D’un geste ample et théâtral, il en retira le linge comme on inaugure une œuvre d’art. L’eau du bocal s’était teintée de rose à cause du sang. La présidente ne comprit pas sur-le-champ quelle nouvelle fantaisie il lui présentait. Puis, au hasard d’un courant, les deux ludions étranges qui ballottaient entre deux eaux lui adressèrent un regard. Dans un réflexe d’effroi, elle repoussa l’objet, que le Khan saisit avec dextérité.
« Tu es un porc ! Comment oses-tu ?
— Laisse-moi t’expliquer. Un ami à moi, cet après-midi, a commis une erreur qu’il regrette. Il a fait mitrailler un magasin et tuer des femmes innocentes. Je suis certain que tes services t’ont mise au courant. Son geste est inqualifiable et l’idée qu’il puisse te déplaire l’a plongé dans un remords inconsolable. Aussi m’a-t-il chargé de t’offrir son modeste regard, qu’il te cède de bon cœur avec une spontanéité toute naïve. En te demandant de bien vouloir accepter ses excuses.
— Je ne suis pas venue te parler de cela. Débarrasse-moi de cette horreur et partons d’ici ! »

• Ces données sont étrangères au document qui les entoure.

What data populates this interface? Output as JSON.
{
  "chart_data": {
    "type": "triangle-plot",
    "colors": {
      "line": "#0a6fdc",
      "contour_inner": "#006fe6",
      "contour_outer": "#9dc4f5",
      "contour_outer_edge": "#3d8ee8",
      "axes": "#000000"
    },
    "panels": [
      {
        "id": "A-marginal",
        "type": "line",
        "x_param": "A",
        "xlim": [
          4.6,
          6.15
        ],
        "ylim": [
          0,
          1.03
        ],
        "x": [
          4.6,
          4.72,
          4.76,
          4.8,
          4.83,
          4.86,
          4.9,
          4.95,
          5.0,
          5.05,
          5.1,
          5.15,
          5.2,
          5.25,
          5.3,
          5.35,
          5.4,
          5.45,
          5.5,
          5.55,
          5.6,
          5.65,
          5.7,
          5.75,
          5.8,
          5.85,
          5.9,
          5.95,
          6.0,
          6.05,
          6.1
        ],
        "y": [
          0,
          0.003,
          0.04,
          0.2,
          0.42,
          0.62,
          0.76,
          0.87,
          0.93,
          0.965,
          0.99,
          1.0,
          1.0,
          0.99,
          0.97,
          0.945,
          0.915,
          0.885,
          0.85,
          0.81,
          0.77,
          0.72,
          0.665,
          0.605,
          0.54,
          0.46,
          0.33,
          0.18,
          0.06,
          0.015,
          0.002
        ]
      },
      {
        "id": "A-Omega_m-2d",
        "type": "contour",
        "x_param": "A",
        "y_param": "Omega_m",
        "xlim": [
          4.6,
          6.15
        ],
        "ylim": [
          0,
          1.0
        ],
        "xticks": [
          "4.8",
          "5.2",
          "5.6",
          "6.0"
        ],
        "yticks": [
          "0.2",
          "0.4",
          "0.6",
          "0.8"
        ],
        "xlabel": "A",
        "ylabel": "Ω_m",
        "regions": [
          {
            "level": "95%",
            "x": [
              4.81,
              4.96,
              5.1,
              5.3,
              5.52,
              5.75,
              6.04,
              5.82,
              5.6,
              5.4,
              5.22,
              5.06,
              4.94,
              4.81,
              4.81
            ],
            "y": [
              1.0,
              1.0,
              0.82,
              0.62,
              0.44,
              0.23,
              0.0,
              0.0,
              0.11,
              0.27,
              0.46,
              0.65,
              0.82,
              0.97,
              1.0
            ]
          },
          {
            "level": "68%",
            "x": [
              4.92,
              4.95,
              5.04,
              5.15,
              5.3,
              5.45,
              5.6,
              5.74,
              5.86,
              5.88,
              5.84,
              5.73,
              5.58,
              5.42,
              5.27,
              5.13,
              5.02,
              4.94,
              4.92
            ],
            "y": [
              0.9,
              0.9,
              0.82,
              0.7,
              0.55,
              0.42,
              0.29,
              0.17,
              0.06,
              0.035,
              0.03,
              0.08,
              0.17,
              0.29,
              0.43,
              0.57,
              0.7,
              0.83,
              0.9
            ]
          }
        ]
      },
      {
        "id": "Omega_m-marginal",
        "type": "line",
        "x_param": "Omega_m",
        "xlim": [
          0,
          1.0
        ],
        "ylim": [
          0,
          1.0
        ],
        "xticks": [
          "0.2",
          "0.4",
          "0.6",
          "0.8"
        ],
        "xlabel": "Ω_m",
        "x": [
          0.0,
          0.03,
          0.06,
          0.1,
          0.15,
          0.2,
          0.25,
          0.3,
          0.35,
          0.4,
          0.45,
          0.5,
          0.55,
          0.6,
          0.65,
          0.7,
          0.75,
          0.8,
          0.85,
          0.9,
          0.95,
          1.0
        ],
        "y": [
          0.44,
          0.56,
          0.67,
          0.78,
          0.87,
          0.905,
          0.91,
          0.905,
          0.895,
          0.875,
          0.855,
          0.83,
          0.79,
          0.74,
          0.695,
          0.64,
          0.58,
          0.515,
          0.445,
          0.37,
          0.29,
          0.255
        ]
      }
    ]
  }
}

Le Khan frappa trois fois sur la cloison et la berline accéléra avec paresse, laissant sur le trottoir la jeune fille, ses longs cheveux noir sur sa robe de soie impeccable, un bocal à confit dans les bras. À distance, l’Hispano-Suiza embraya pour s’accrocher au sillage de la diligence.

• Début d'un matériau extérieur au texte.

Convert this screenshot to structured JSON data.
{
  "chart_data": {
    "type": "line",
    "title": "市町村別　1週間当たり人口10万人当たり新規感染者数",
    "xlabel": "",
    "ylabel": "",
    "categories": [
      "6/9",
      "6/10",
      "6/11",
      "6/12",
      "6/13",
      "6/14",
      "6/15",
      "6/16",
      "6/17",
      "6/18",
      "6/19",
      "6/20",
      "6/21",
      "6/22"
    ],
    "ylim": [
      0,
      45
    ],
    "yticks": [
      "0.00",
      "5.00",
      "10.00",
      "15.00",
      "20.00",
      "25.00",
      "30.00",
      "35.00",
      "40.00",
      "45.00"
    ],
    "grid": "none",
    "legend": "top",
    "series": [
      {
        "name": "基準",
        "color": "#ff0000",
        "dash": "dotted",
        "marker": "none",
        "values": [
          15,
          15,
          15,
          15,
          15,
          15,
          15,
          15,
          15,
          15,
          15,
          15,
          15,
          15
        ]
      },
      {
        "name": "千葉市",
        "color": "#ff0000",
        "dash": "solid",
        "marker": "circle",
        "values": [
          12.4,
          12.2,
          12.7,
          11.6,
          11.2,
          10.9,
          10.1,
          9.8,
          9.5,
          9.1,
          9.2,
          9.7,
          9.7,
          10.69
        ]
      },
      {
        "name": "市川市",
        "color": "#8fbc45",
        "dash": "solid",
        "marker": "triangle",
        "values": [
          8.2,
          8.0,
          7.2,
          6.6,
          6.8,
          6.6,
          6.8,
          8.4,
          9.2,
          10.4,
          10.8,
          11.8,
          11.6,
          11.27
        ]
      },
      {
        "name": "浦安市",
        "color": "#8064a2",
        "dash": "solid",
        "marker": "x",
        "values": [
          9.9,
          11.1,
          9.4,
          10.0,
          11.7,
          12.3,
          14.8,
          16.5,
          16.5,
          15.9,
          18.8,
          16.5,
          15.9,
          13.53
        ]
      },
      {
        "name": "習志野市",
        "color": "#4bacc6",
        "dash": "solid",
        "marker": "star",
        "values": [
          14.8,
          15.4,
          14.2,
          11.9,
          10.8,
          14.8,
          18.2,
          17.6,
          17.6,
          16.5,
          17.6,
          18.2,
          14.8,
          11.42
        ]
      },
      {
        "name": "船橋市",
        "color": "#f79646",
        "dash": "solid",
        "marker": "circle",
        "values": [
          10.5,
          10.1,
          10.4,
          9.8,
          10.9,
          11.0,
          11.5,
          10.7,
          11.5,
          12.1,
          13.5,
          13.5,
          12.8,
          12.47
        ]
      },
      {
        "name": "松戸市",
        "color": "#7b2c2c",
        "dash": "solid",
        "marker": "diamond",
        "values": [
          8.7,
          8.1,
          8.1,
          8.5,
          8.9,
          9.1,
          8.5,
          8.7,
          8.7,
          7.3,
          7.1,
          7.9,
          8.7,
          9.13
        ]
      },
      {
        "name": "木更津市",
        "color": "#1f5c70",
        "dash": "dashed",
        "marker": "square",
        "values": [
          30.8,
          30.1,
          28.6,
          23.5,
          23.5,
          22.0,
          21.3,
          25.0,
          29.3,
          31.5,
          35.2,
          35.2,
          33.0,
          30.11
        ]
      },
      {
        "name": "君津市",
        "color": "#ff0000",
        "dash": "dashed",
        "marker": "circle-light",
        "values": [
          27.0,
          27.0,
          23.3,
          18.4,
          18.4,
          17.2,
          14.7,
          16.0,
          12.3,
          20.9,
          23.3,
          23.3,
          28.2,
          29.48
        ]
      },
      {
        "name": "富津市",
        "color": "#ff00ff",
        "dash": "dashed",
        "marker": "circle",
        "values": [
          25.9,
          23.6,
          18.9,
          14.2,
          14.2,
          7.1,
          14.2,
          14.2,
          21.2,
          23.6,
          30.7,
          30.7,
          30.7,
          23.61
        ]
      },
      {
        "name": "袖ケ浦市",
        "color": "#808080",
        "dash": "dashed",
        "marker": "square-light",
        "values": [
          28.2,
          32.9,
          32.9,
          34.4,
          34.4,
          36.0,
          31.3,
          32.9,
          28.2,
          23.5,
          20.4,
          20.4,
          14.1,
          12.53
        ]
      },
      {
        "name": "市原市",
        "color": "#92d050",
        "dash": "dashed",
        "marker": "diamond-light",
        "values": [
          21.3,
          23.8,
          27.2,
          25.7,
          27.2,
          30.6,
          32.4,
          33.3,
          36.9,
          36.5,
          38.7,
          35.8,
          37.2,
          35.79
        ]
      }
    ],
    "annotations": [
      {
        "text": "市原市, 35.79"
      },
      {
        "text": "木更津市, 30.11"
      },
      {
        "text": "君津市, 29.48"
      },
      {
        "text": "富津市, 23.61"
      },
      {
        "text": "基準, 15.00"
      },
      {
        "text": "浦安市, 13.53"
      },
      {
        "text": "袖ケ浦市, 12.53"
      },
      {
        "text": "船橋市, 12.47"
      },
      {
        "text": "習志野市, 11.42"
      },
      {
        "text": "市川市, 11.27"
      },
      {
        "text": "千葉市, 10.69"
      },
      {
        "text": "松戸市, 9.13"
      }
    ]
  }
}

À l’intérieur de la cabine, on prit le temps de réfléchir. Victoire avait tourné la tête et regardait passer les rues. Le Khan l’observait, le regard adouci. Il imaginait les plans et les calculs qui s’affairaient dans ce crâne. Compter les réverbères, ça n’était pas le genre de la présidente. Derrière ces yeux perdus, elle devait aiguiser ses arguments. Il l’attendait.
Est-elle belle ? se demanda-t-il. Il se souvenait qu’elle avait été jeune. Toutes les femmes sont belles quand elles sont jeunes. Mais la fonction avait tendu ses traits. Ses dents serrées faisaient saillir le muscle de sa mâchoire sous la peau blanche. Un Viking prisonnier d’un corps de femme, voilà ce qu’elle était. Il sourit.
« Que cette ville est belle, n’est-ce pas ? »
Elle ne répondit pas. Peut-être ne l’avait-elle même pas entendu.
« Moi aussi, je l’ai contemplée sur la route de Montreuil. Tu peux être fière de ta capitale.
— Paris n’appartient pas à la présidente du Conseil. Contrairement à toi, je ne dispose ni d’un territoire ni des sujets serviles qui vont avec.
— Ça y est, les grimaces ! Détends-toi, Victoire. Ce qui est à moi est à toi, tu le sais bien.
— À toi ? N’oublie pas que, sans moi, tu ne serais pas ici. Ce qui est à toi, comme tu dis, c’est moi qui te l’ai donné.
— Tu me l’as donné ? J’ai dû y travailler un peu, tu ne te souviens plus ?
— Tu as fait ce que je t’ai demandé de faire.
— Tu vois ? Chaque fois que l’on ressasse le passé, on finit par se fâcher. Je te disais juste que la ville est belle. Regarde les étoiles. Regarde la lune. Tu as besoin de rêver, Victoire. »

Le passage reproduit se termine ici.